Color Because colors tend to be more "in" today and "out" tomorrow than other elements of home decor, color trends always fascinate me. According to Pamela Shapiro, director of textile sales for the WDC's Rist Corp., "The economy has people wanting colors and forms that are happy and fresh. People are gravitating away from earth tones — they want color that pops."

Based on what designers are looking for right now, Hartary says, "soft natural palettes are in."

What colors specifically?

"Yellows and grays," says Osborne & Little's Porcia Woo, and, adds Stark's Carol Forbes, greens, golds, and pinks.

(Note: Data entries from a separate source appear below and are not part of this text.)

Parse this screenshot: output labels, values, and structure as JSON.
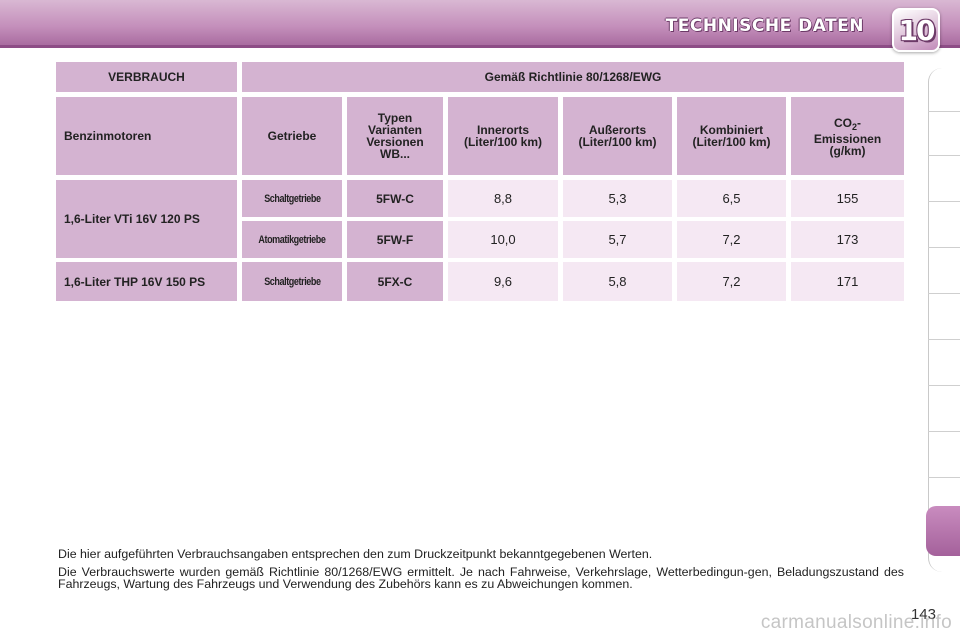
{
  "header": {
    "title": "TECHNISCHE DATEN",
    "chapter": "10"
  },
  "table": {
    "consumption_header": "VERBRAUCH",
    "directive_header": "Gemäß Richtlinie 80/1268/EWG",
    "columns": {
      "engines": "Benzinmotoren",
      "gearbox": "Getriebe",
      "types": "Typen Varianten Versionen WB...",
      "urban": "Innerorts (Liter/100 km)",
      "extra_urban": "Außerorts (Liter/100 km)",
      "combined": "Kombiniert (Liter/100 km)",
      "co2_prefix": "CO",
      "co2_sub": "2",
      "co2_suffix": "- Emissionen (g/km)"
    },
    "rows": [
      {
        "engine": "1,6-Liter VTi 16V 120 PS",
        "gearbox": "Schaltgetriebe",
        "type": "5FW-C",
        "urban": "8,8",
        "extra_urban": "5,3",
        "combined": "6,5",
        "co2": "155"
      },
      {
        "engine": "",
        "gearbox": "Atomatikgetriebe",
        "type": "5FW-F",
        "urban": "10,0",
        "extra_urban": "5,7",
        "combined": "7,2",
        "co2": "173"
      },
      {
        "engine": "1,6-Liter THP 16V 150 PS",
        "gearbox": "Schaltgetriebe",
        "type": "5FX-C",
        "urban": "9,6",
        "extra_urban": "5,8",
        "combined": "7,2",
        "co2": "171"
      }
    ]
  },
  "notes": {
    "p1": "Die hier aufgeführten Verbrauchsangaben entsprechen den zum Druckzeitpunkt bekanntgegebenen Werten.",
    "p2": "Die Verbrauchswerte wurden gemäß Richtlinie 80/1268/EWG ermittelt. Je nach Fahrweise, Verkehrslage, Wetterbedingun-gen, Beladungszustand des Fahrzeugs, Wartung des Fahrzeugs und Verwendung des Zubehörs kann es zu Abweichungen kommen."
  },
  "page_number": "143",
  "watermark": "carmanualsonline.info"
}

Florals Home interiors are more than just color. Textures, sheen, pattern, and contrast are just some of the many other elements that combine to make great spaces. Earlier this year, we forecasted the floral print comeback in Chesapeake Home, so I was particularly satisfied to see lots of really beautiful floral patterns at the trunk show.

"Not your grandmother's florals, though," says Shapiro. "These patterns have big bold repeats. People find florals very refreshing and uplifting — it's also about bringing the outside in."

Woo confirms, "Osborne & Little is presenting lots of florals with large repeats. They make rooms seem bigger versus the small patterns. And they hold up to tall rooms with tall windows and ceilings."

Natural and eco-friendly materials Just as color patterns and motifs are trending "natural" right now, so too are the raw materials. Every rep I chatted with mentioned the demand for natural fibers — wool, linen, cotton, silk, even bamboo.

Similarly, anything environmentally friendly or sustainable is trendy.

"People are really jumping on the green bandwagon," says Shapiro. "They're asking about durability, sustainability, types of dyes, where fabrics are from," she says. "Younger clients especially are more interested in this than older clients, but once you bring it to a client's attention, they realize it's very durable, and as long as they're beautiful, the attitude is 'why not?.' "

Durability On the flip side of both the eco-friendly and value coins, durable materials will save you money and reduce trash in the landfill because they don't need to be replaced or thrown away as often. What's more, highly durable materials are becoming popular because the way we live has changed. Open floor plans and more casual interiors mean that there aren't many rooms in the house off-limits to kids and pets.